Aku menghela napas. Menjejakkan kaki, masuk ke stasiun.
Aku masih ingat betul, bagaimana rupa wajahmu saat aku menjejakkan kaki di stasiun Lempuyangan. Kau tak bisa menyembunyikan rona merah di pipimu saat aku merentangkan pelukan seraya berkata, "Selamat pagi, sayang. Akhirnya aku tiba di kotamu." Lalu tanpa lagi memiliki rasa malu, —menafikan tatapan sinis penumpang kereta yang memerhatikan kita berdua—, aku dan kamu saling berpelukan seperti sepasang perindu yang dimanjakan perjumpaan. Dadaku berdebar cepat saat itu.

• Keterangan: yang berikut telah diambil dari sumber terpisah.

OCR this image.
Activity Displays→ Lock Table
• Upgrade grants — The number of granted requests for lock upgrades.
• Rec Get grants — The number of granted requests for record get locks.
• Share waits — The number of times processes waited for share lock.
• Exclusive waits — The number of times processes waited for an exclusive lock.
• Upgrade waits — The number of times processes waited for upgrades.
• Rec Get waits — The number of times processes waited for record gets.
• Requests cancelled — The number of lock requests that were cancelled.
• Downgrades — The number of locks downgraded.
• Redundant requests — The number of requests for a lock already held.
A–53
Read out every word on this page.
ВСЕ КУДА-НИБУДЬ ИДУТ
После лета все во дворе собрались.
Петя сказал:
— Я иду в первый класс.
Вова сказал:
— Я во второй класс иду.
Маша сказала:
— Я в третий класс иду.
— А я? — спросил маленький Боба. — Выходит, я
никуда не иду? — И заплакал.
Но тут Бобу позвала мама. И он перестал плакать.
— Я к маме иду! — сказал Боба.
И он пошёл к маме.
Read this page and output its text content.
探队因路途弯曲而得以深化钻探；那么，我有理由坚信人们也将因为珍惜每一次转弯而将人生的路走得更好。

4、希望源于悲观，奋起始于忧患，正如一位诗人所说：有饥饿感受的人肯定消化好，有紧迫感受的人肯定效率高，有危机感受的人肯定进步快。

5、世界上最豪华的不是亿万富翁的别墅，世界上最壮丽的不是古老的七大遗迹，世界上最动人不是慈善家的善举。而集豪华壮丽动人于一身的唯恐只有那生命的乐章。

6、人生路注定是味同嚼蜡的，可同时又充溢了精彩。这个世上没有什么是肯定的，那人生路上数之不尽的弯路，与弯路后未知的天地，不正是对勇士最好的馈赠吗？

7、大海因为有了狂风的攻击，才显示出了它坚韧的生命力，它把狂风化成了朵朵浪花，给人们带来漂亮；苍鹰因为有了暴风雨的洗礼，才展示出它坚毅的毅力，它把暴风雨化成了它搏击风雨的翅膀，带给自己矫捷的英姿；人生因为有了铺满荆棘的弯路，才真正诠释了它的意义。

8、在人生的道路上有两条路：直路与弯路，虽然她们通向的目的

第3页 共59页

Sore ini, tepat lima hari setelah momen itu, kita kembali berdiri mematung di stasiun yang sama. Dengan kepala yang disesaki alasan-alasan pembenaran agar tidak menyegerakan pulang.
Lucu sekali. Waktu berhenti saat menanti. Lantas berlari saat sua menghampiri.
Lima hari menjadi sedemikian cepat bagi kita yang ingin menuntaskan rindu. Ingin rasanya kubunuh waktu dari perputaran jam, agar bisa membingkai setiap kenangan dengan sebaik-baiknya ingatan. Padahal untuk bisa sampai ke kotamu, butuh waktu yang cukup lama untuk menentukan jadwal keberangkatan.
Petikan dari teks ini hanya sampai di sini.